Systems managers and CEO are dismissed and sued after massive health data breach

Two officials were dismissed and a general manager was fined for massive data theft on the health system in Singapore

The Integrated Health Information Systems of Singapore (IHIS) fired two managers, in addition to fine five high-level employees, including Bruce Liang, CEO of the company, for their responsibility in the SingHealth system massive data breach the last year, as reported by network security specialists from the International Institute of Cyber Security.

It is estimated that the incident affected about 1.5 million people, nearly one-third of the total population in Singapore. According to specialists in network security, the attackers accessed to personal details such as:

  • Patients’ full names
  • Dates of birth
  • NRIC (National Registration Identity Card) personal identification numbers
  • Ethnic and racial details

In addition, details concerning the health of over 150k patients (such as diagnoses or treatments) were also stolen; the people affected by this incident include Lee Hsien Loong, Prime Minister of Singapore.
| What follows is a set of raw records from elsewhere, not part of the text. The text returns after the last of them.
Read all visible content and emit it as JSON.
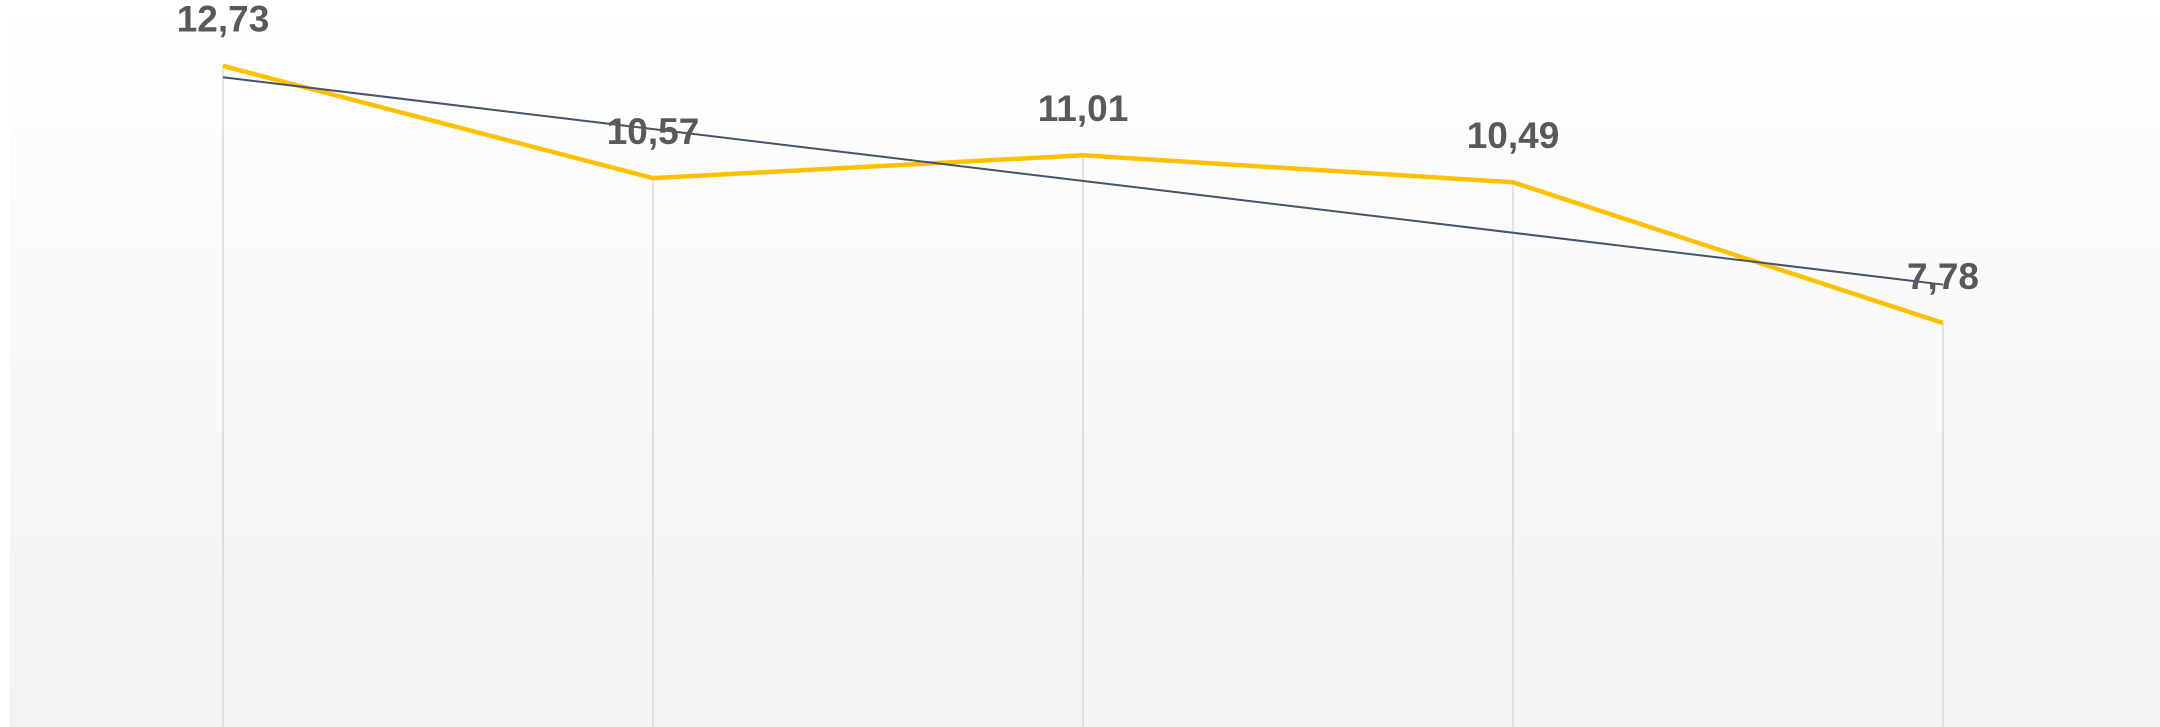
{
  "chart_data": {
    "type": "line",
    "categories": [
      null,
      null,
      null,
      null,
      null
    ],
    "values": [
      12.73,
      10.57,
      11.01,
      10.49,
      7.78
    ],
    "value_labels": [
      "12,73",
      "10,57",
      "11,01",
      "10,49",
      "7,78"
    ],
    "color": "#ffc000",
    "ylim": [
      0,
      14
    ],
    "drop_lines": true,
    "trendline": {
      "type": "linear",
      "color": "#44546a"
    }
  }
}
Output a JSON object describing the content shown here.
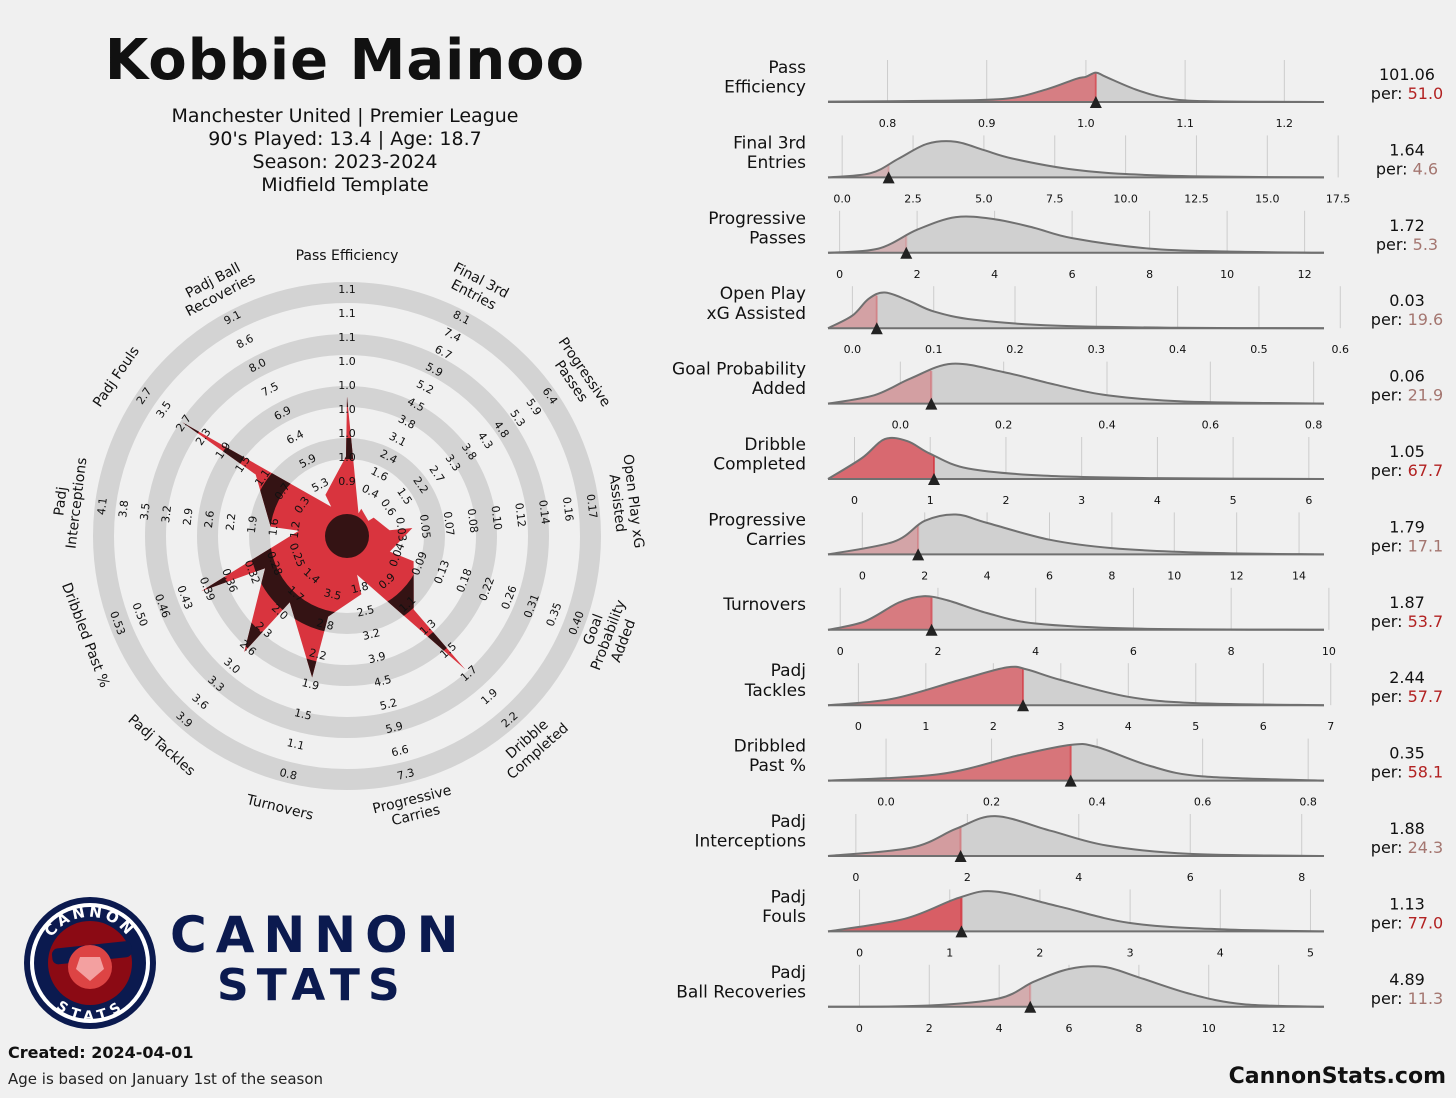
{
  "header": {
    "player_name": "Kobbie Mainoo",
    "club_line": "Manchester United | Premier League",
    "played_line": "90's Played: 13.4 | Age: 18.7",
    "season_line": "Season: 2023-2024",
    "template_line": "Midfield Template"
  },
  "footer": {
    "created": "Created: 2024-04-01",
    "age_note": "Age is based on January 1st of the season",
    "website": "CannonStats.com",
    "brand_line1": "CANNON",
    "brand_line2": "STATS",
    "logo_top_text": "CANNON",
    "logo_bottom_text": "STATS"
  },
  "colors": {
    "background": "#f0f0f0",
    "radar_ring": "#d3d3d3",
    "radar_red": "#d9343e",
    "radar_dark": "#341314",
    "dist_fill": "#d0d0d0",
    "dist_line": "#707070",
    "pct_low": "#a47670",
    "pct_high": "#b22222",
    "brand_navy": "#0b1a4f"
  },
  "chart_data": [
    {
      "type": "radar",
      "chart_id": "pizza",
      "categories": [
        "Pass Efficiency",
        "Final 3rd\nEntries",
        "Progressive\nPasses",
        "Open Play xG\nAssisted",
        "Goal\nProbability\nAdded",
        "Dribble\nCompleted",
        "Progressive\nCarries",
        "Turnovers",
        "Padj Tackles",
        "Dribbled Past %",
        "Padj\nInterceptions",
        "Padj Fouls",
        "Padj Ball\nRecoveries"
      ],
      "percentiles": [
        51.0,
        4.6,
        5.3,
        19.6,
        21.9,
        67.7,
        17.1,
        53.7,
        57.7,
        58.1,
        24.3,
        77.0,
        11.3
      ],
      "tick_labels": [
        [
          "0.9",
          "1.0",
          "1.0",
          "1.0",
          "1.0",
          "1.0",
          "1.1",
          "1.1",
          "1.1"
        ],
        [
          "0.4",
          "1.6",
          "2.4",
          "3.1",
          "3.8",
          "4.5",
          "5.2",
          "5.9",
          "6.7",
          "7.4",
          "8.1"
        ],
        [
          "0.6",
          "1.5",
          "2.2",
          "2.7",
          "3.3",
          "3.8",
          "4.3",
          "4.8",
          "5.3",
          "5.9",
          "6.4"
        ],
        [
          "0.03",
          "0.05",
          "0.07",
          "0.08",
          "0.10",
          "0.12",
          "0.14",
          "0.16",
          "0.17"
        ],
        [
          "0.04",
          "0.09",
          "0.13",
          "0.18",
          "0.22",
          "0.26",
          "0.31",
          "0.35",
          "0.40"
        ],
        [
          "0.9",
          "1.1",
          "1.3",
          "1.5",
          "1.7",
          "1.9",
          "2.2"
        ],
        [
          "1.8",
          "2.5",
          "3.2",
          "3.9",
          "4.5",
          "5.2",
          "5.9",
          "6.6",
          "7.3"
        ],
        [
          "3.5",
          "2.8",
          "2.2",
          "1.9",
          "1.5",
          "1.1",
          "0.8"
        ],
        [
          "1.4",
          "1.7",
          "2.0",
          "2.3",
          "2.6",
          "3.0",
          "3.3",
          "3.6",
          "3.9"
        ],
        [
          "0.25",
          "0.28",
          "0.32",
          "0.36",
          "0.39",
          "0.43",
          "0.46",
          "0.50",
          "0.53"
        ],
        [
          "1.2",
          "1.6",
          "1.9",
          "2.2",
          "2.6",
          "2.9",
          "3.2",
          "3.5",
          "3.8",
          "4.1"
        ],
        [
          "0.3",
          "0.7",
          "1.1",
          "1.5",
          "1.9",
          "2.3",
          "2.7",
          "3.5",
          "2.7"
        ],
        [
          "5.3",
          "5.9",
          "6.4",
          "6.9",
          "7.5",
          "8.0",
          "8.6",
          "9.1"
        ]
      ]
    },
    {
      "type": "area",
      "chart_id": "distributions",
      "metrics": [
        {
          "label": "Pass\nEfficiency",
          "value": "101.06",
          "percentile": "51.0",
          "player_x": 1.01,
          "xlim": [
            0.74,
            1.24
          ],
          "ticks": [
            0.8,
            0.9,
            1.0,
            1.1,
            1.2
          ],
          "tick_labels": [
            "0.8",
            "0.9",
            "1.0",
            "1.1",
            "1.2"
          ],
          "density": [
            [
              0.74,
              0.01
            ],
            [
              0.85,
              0.03
            ],
            [
              0.92,
              0.08
            ],
            [
              0.96,
              0.3
            ],
            [
              0.99,
              0.55
            ],
            [
              1.0,
              0.6
            ],
            [
              1.01,
              0.7
            ],
            [
              1.02,
              0.6
            ],
            [
              1.05,
              0.3
            ],
            [
              1.08,
              0.1
            ],
            [
              1.12,
              0.02
            ],
            [
              1.24,
              0.0
            ]
          ]
        },
        {
          "label": "Final 3rd\nEntries",
          "value": "1.64",
          "percentile": "4.6",
          "player_x": 1.64,
          "xlim": [
            -0.5,
            17
          ],
          "ticks": [
            0,
            2.5,
            5,
            7.5,
            10,
            12.5,
            15,
            17.5
          ],
          "tick_labels": [
            "0.0",
            "2.5",
            "5.0",
            "7.5",
            "10.0",
            "12.5",
            "15.0",
            "17.5"
          ],
          "density": [
            [
              -0.5,
              0.0
            ],
            [
              1,
              0.1
            ],
            [
              2,
              0.45
            ],
            [
              3,
              0.8
            ],
            [
              4,
              0.85
            ],
            [
              5,
              0.65
            ],
            [
              6,
              0.45
            ],
            [
              8,
              0.2
            ],
            [
              10,
              0.08
            ],
            [
              13,
              0.02
            ],
            [
              17,
              0.0
            ]
          ]
        },
        {
          "label": "Progressive\nPasses",
          "value": "1.72",
          "percentile": "5.3",
          "player_x": 1.72,
          "xlim": [
            -0.3,
            12.5
          ],
          "ticks": [
            0,
            2,
            4,
            6,
            8,
            10,
            12
          ],
          "tick_labels": [
            "0",
            "2",
            "4",
            "6",
            "8",
            "10",
            "12"
          ],
          "density": [
            [
              -0.3,
              0.0
            ],
            [
              1,
              0.1
            ],
            [
              2,
              0.55
            ],
            [
              3,
              0.85
            ],
            [
              4,
              0.8
            ],
            [
              5,
              0.6
            ],
            [
              6,
              0.35
            ],
            [
              8,
              0.1
            ],
            [
              10,
              0.03
            ],
            [
              12.5,
              0.0
            ]
          ]
        },
        {
          "label": "Open Play\nxG Assisted",
          "value": "0.03",
          "percentile": "19.6",
          "player_x": 0.03,
          "xlim": [
            -0.03,
            0.58
          ],
          "ticks": [
            0,
            0.1,
            0.2,
            0.3,
            0.4,
            0.5,
            0.6
          ],
          "tick_labels": [
            "0.0",
            "0.1",
            "0.2",
            "0.3",
            "0.4",
            "0.5",
            "0.6"
          ],
          "density": [
            [
              -0.03,
              0.0
            ],
            [
              0.0,
              0.3
            ],
            [
              0.02,
              0.7
            ],
            [
              0.04,
              0.85
            ],
            [
              0.07,
              0.65
            ],
            [
              0.1,
              0.4
            ],
            [
              0.15,
              0.2
            ],
            [
              0.25,
              0.06
            ],
            [
              0.4,
              0.01
            ],
            [
              0.58,
              0.0
            ]
          ]
        },
        {
          "label": "Goal Probability\nAdded",
          "value": "0.06",
          "percentile": "21.9",
          "player_x": 0.06,
          "xlim": [
            -0.14,
            0.82
          ],
          "ticks": [
            0,
            0.2,
            0.4,
            0.6,
            0.8
          ],
          "tick_labels": [
            "0.0",
            "0.2",
            "0.4",
            "0.6",
            "0.8"
          ],
          "density": [
            [
              -0.14,
              0.0
            ],
            [
              -0.05,
              0.2
            ],
            [
              0.02,
              0.6
            ],
            [
              0.1,
              0.95
            ],
            [
              0.2,
              0.75
            ],
            [
              0.3,
              0.45
            ],
            [
              0.4,
              0.2
            ],
            [
              0.55,
              0.05
            ],
            [
              0.82,
              0.0
            ]
          ]
        },
        {
          "label": "Dribble\nCompleted",
          "value": "1.05",
          "percentile": "67.7",
          "player_x": 1.05,
          "xlim": [
            -0.35,
            6.2
          ],
          "ticks": [
            0,
            1,
            2,
            3,
            4,
            5,
            6
          ],
          "tick_labels": [
            "0",
            "1",
            "2",
            "3",
            "4",
            "5",
            "6"
          ],
          "density": [
            [
              -0.35,
              0.0
            ],
            [
              0.1,
              0.5
            ],
            [
              0.4,
              0.95
            ],
            [
              0.7,
              0.9
            ],
            [
              1.0,
              0.6
            ],
            [
              1.5,
              0.25
            ],
            [
              2.5,
              0.08
            ],
            [
              4,
              0.02
            ],
            [
              6.2,
              0.0
            ]
          ]
        },
        {
          "label": "Progressive\nCarries",
          "value": "1.79",
          "percentile": "17.1",
          "player_x": 1.79,
          "xlim": [
            -1.1,
            14.8
          ],
          "ticks": [
            0,
            2,
            4,
            6,
            8,
            10,
            12,
            14
          ],
          "tick_labels": [
            "0",
            "2",
            "4",
            "6",
            "8",
            "10",
            "12",
            "14"
          ],
          "density": [
            [
              -1.1,
              0.0
            ],
            [
              1,
              0.3
            ],
            [
              2,
              0.8
            ],
            [
              3,
              0.95
            ],
            [
              4,
              0.75
            ],
            [
              6,
              0.35
            ],
            [
              8,
              0.15
            ],
            [
              11,
              0.04
            ],
            [
              14.8,
              0.0
            ]
          ]
        },
        {
          "label": "Turnovers",
          "value": "1.87",
          "percentile": "53.7",
          "player_x": 1.87,
          "xlim": [
            -0.25,
            9.9
          ],
          "ticks": [
            0,
            2,
            4,
            6,
            8,
            10
          ],
          "tick_labels": [
            "0",
            "2",
            "4",
            "6",
            "8",
            "10"
          ],
          "density": [
            [
              -0.25,
              0.0
            ],
            [
              0.5,
              0.2
            ],
            [
              1.2,
              0.65
            ],
            [
              1.7,
              0.8
            ],
            [
              2.2,
              0.7
            ],
            [
              3,
              0.4
            ],
            [
              4,
              0.15
            ],
            [
              6,
              0.03
            ],
            [
              9.9,
              0.0
            ]
          ]
        },
        {
          "label": "Padj\nTackles",
          "value": "2.44",
          "percentile": "57.7",
          "player_x": 2.44,
          "xlim": [
            -0.45,
            6.9
          ],
          "ticks": [
            0,
            1,
            2,
            3,
            4,
            5,
            6,
            7
          ],
          "tick_labels": [
            "0",
            "1",
            "2",
            "3",
            "4",
            "5",
            "6",
            "7"
          ],
          "density": [
            [
              -0.45,
              0.0
            ],
            [
              0.5,
              0.15
            ],
            [
              1.5,
              0.6
            ],
            [
              2.2,
              0.9
            ],
            [
              2.5,
              0.85
            ],
            [
              3,
              0.6
            ],
            [
              4,
              0.2
            ],
            [
              5,
              0.05
            ],
            [
              6.9,
              0.0
            ]
          ]
        },
        {
          "label": "Dribbled\nPast %",
          "value": "0.35",
          "percentile": "58.1",
          "player_x": 0.35,
          "xlim": [
            -0.11,
            0.83
          ],
          "ticks": [
            0,
            0.2,
            0.4,
            0.6,
            0.8
          ],
          "tick_labels": [
            "0.0",
            "0.2",
            "0.4",
            "0.6",
            "0.8"
          ],
          "density": [
            [
              -0.11,
              0.0
            ],
            [
              0.1,
              0.15
            ],
            [
              0.25,
              0.6
            ],
            [
              0.35,
              0.85
            ],
            [
              0.4,
              0.8
            ],
            [
              0.5,
              0.35
            ],
            [
              0.6,
              0.1
            ],
            [
              0.83,
              0.0
            ]
          ]
        },
        {
          "label": "Padj\nInterceptions",
          "value": "1.88",
          "percentile": "24.3",
          "player_x": 1.88,
          "xlim": [
            -0.5,
            8.4
          ],
          "ticks": [
            0,
            2,
            4,
            6,
            8
          ],
          "tick_labels": [
            "0",
            "2",
            "4",
            "6",
            "8"
          ],
          "density": [
            [
              -0.5,
              0.0
            ],
            [
              1,
              0.2
            ],
            [
              1.8,
              0.65
            ],
            [
              2.5,
              0.95
            ],
            [
              3.5,
              0.6
            ],
            [
              4.5,
              0.25
            ],
            [
              6,
              0.05
            ],
            [
              8.4,
              0.0
            ]
          ]
        },
        {
          "label": "Padj\nFouls",
          "value": "1.13",
          "percentile": "77.0",
          "player_x": 1.13,
          "xlim": [
            -0.35,
            5.15
          ],
          "ticks": [
            0,
            1,
            2,
            3,
            4,
            5
          ],
          "tick_labels": [
            "0",
            "1",
            "2",
            "3",
            "4",
            "5"
          ],
          "density": [
            [
              -0.35,
              0.0
            ],
            [
              0.5,
              0.3
            ],
            [
              1.1,
              0.8
            ],
            [
              1.5,
              0.95
            ],
            [
              2.2,
              0.6
            ],
            [
              3,
              0.2
            ],
            [
              4,
              0.05
            ],
            [
              5.15,
              0.0
            ]
          ]
        },
        {
          "label": "Padj\nBall Recoveries",
          "value": "4.89",
          "percentile": "11.3",
          "player_x": 4.89,
          "xlim": [
            -0.9,
            13.3
          ],
          "ticks": [
            0,
            2,
            4,
            6,
            8,
            10,
            12
          ],
          "tick_labels": [
            "0",
            "2",
            "4",
            "6",
            "8",
            "10",
            "12"
          ],
          "density": [
            [
              -0.9,
              0.0
            ],
            [
              2,
              0.03
            ],
            [
              4,
              0.2
            ],
            [
              5,
              0.6
            ],
            [
              6,
              0.9
            ],
            [
              7,
              0.95
            ],
            [
              8,
              0.7
            ],
            [
              9.5,
              0.3
            ],
            [
              11,
              0.06
            ],
            [
              13.3,
              0.0
            ]
          ]
        }
      ]
    }
  ]
}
The Singapore Ministries of Health and Communications defined this incident as “a deliberate, well-defined and planned cyberattack campaign”, although subsequent investigations by network security experts confirmed that a human error was fundamental for this incident to materialize: “while SingHealth implements the necessary technical controls, two high-level employees turned out to be negligent in their work”.

The researchers criticized the poor server configuration of Lum Yuan Woh, the leader of the Citrix team, as they considered that “unnecessary risks were introduced to the system”. On the other hand, Ernest Tan, SingHealth Incident Response Team Manager, was criticized for “ignoring the due process of security incident notification”.

Another five senior employees were also reported as responsible for data theft, but their mistakes were not considered serious enough to warrant dismissal. Four of these employees were fined, while the remaining employee was transferred to a position with lower responsibilities.

According to the experts, SingHealth employees committed three fundamental errors:

  • They were unable to install software patches on their systems, allowing attackers to exploit an Office vulnerability and gain access to one of the employees’ PC
  • The SingHealth team took at least a year to identify the data breach. Hackers accessed the system for the first time in August 2017 and, over a year, managed to distribute malware and infect other computers on the network without being detected
  • Employees used weak passwords (p@ssw0rd, for example). This is one of the most serious errors that a sysadmin can commit, because the simple configuration of a strong password can prevent multiple attacks

Unfortunately these problems are not unique to the SingHealth team; human errors are one of the main causes of data breaches, and all organizations must adopt the relevant policies to mitigate the risks arising from these flaws.